Lizzie Post and Daniel Post Senning. Courtesy of The Emily Post Institute.

Rico Gagliano: Each week our inboxes overflow with questions from you, our audience, about how to behave in polite company. Sometimes we recruit a celebrity to help answer those queries, and sometimes we bring in the big guns — our resident etiquette experts, Lizzie Post and Daniel Post Senning. They’re the great-great-grandkids of “etiquette sensei” Emily Post, co-authors of “Emily Post’s Etiquette, the 18th Edition,” and they co-host the podcast “Awesome Etiquette.” Lizzie, Dan, welcome back.

Lizzie Post: Thank you.

Daniel Post Senning: The “Karate Kids of Etiquette” [laughs].

Lizzie Post: I know.

Brendan Francis Newnam: That’s right. How are things at the most polite place on earth, the Post Institute?

Lizzie Post: Oh, they’re so rude.

Daniel Post Senning: Simply divine.

Rico Gagliano: Oh, we have some disagreement.

Brendan Francis Newnam: Some mixed messages.

Rico Gagliano: I always wondered, do you guys have a room that you can go to when you just want to curse angrily?

Lizzie Post: Get mad?

Rico Gagliano: Yeah.

Lizzie Post: It’s called my office [laughs].

My manager falls asleep on the job. Should I tattle on him?

Brendan Francis Newnam: I’m over it! I’m over being polite [Lizzie laughs]. All right, we have a bunch of questions this week, so let’s just get into them. This first one comes from Jen in Australia, and Jen writes:

“My manager, who sits next to me at work, often falls asleep at his desk. I know he has two young kids as well as side businesses he works on outside of work hours, so it’s no surprise he’s tired. I just really don’t like that he falls asleep all the time, and I think being so tired affects the quality of the work he does. Should I say something to a superior? Is it tattling? I’d like a nap at my desk, too, but I’d consider that poor form.”

Rico Gagliano: So, it’s jealousy and performance.

Brendan Francis Newnam: There’s a lot going on there, yes.

Lizzie Post: I think it’s hard to tattle on your boss.

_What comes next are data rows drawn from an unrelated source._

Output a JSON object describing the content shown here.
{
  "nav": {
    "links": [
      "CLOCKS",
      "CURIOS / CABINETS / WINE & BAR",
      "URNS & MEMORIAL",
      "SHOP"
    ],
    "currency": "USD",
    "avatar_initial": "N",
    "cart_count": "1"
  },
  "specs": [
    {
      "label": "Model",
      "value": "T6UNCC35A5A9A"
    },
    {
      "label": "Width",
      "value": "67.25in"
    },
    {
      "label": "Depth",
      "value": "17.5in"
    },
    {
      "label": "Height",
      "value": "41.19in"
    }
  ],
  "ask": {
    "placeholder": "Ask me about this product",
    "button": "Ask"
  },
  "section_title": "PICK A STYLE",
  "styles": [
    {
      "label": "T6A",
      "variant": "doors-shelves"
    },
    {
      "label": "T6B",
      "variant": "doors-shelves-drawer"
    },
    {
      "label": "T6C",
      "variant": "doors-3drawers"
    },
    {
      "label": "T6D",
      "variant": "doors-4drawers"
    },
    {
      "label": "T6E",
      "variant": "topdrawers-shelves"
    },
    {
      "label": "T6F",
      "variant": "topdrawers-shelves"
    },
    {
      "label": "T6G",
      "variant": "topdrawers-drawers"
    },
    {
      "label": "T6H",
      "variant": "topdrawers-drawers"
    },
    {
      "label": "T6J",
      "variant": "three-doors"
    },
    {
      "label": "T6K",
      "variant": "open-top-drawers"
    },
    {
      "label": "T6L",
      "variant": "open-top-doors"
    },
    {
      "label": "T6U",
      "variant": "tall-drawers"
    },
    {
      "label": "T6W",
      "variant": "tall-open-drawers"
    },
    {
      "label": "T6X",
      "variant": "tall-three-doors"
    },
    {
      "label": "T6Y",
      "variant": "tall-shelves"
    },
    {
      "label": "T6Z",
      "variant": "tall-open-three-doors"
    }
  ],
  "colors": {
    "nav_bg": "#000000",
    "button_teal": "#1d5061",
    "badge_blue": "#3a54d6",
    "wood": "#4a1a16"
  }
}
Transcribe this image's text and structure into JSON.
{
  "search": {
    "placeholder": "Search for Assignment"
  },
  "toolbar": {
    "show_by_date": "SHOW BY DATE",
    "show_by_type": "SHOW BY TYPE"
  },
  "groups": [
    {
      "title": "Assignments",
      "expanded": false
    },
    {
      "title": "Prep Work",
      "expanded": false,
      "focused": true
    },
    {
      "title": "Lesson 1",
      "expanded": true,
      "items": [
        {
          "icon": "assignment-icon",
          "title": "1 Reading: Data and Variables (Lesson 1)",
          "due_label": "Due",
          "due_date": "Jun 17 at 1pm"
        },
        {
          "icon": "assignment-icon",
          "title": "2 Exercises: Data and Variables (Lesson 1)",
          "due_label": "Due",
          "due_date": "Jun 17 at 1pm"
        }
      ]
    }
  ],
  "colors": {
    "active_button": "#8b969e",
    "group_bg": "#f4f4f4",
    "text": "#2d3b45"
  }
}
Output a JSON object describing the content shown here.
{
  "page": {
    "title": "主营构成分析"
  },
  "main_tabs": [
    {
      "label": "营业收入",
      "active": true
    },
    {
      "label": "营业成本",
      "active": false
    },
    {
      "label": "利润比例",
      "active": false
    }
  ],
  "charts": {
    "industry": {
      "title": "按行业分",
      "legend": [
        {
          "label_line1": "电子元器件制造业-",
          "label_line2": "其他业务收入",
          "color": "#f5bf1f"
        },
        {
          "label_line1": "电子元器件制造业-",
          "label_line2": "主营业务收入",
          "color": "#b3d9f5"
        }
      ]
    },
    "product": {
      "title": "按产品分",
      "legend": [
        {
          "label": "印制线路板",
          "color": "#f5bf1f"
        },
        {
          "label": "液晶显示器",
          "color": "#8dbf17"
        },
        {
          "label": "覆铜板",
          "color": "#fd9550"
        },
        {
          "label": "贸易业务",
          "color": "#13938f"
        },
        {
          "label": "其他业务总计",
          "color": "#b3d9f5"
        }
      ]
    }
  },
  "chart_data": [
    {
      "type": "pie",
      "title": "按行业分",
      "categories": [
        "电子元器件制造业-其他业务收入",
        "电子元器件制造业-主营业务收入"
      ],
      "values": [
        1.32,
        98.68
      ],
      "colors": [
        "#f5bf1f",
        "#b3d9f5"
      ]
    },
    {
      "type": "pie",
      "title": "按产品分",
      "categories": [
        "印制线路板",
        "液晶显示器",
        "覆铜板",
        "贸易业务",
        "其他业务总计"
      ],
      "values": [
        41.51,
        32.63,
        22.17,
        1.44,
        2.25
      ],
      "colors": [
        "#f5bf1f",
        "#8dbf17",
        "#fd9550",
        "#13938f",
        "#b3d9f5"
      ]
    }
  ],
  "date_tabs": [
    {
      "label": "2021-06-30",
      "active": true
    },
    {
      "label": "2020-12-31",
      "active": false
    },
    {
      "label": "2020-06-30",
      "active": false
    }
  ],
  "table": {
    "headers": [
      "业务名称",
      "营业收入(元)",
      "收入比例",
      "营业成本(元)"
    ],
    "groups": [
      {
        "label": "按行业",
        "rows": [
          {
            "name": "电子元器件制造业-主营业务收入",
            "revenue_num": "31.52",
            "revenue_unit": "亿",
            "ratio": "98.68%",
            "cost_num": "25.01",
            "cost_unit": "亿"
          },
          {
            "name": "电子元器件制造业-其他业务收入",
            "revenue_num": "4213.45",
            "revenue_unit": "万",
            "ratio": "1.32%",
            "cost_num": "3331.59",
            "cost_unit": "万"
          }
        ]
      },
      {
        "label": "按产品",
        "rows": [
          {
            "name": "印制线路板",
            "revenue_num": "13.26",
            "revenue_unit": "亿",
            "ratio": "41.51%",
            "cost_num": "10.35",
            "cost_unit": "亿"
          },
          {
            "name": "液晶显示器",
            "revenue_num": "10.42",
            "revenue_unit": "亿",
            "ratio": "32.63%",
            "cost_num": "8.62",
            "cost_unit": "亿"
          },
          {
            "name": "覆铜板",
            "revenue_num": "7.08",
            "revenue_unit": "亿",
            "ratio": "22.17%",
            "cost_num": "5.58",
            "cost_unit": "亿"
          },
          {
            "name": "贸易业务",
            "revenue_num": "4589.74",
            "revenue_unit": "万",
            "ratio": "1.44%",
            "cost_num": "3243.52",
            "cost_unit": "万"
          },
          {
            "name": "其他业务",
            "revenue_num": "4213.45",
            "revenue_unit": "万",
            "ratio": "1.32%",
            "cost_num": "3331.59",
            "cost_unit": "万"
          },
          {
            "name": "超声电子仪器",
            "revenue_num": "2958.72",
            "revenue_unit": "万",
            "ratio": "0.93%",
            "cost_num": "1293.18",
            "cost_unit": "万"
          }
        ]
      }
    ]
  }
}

Daniel Post Senning: Really hard. And I think it is tattling if you’re not talking to that person first. If this is a co-worker who sits right next to you, before I escalated the situation, I would probably try to talk to them about it.

Rico Gagliano: Well, actually, I should note, we did, for brevity’s sake, we did cut one sentence out of Jen’s question where she did say that there has been occasions where her co-worker has noticed Jen catching him falling asleep, and he just gives her a bunch of excuses about it.

Lizzie Post: So, it sounds like he’s aware that this is happening, and that it’s not good if he’s making excuses for it. If it wasn’t her supervisor, I would say, “Talk to a manager.” But, because it’s her supervisor, it’s up to his supervisor to catch it happening.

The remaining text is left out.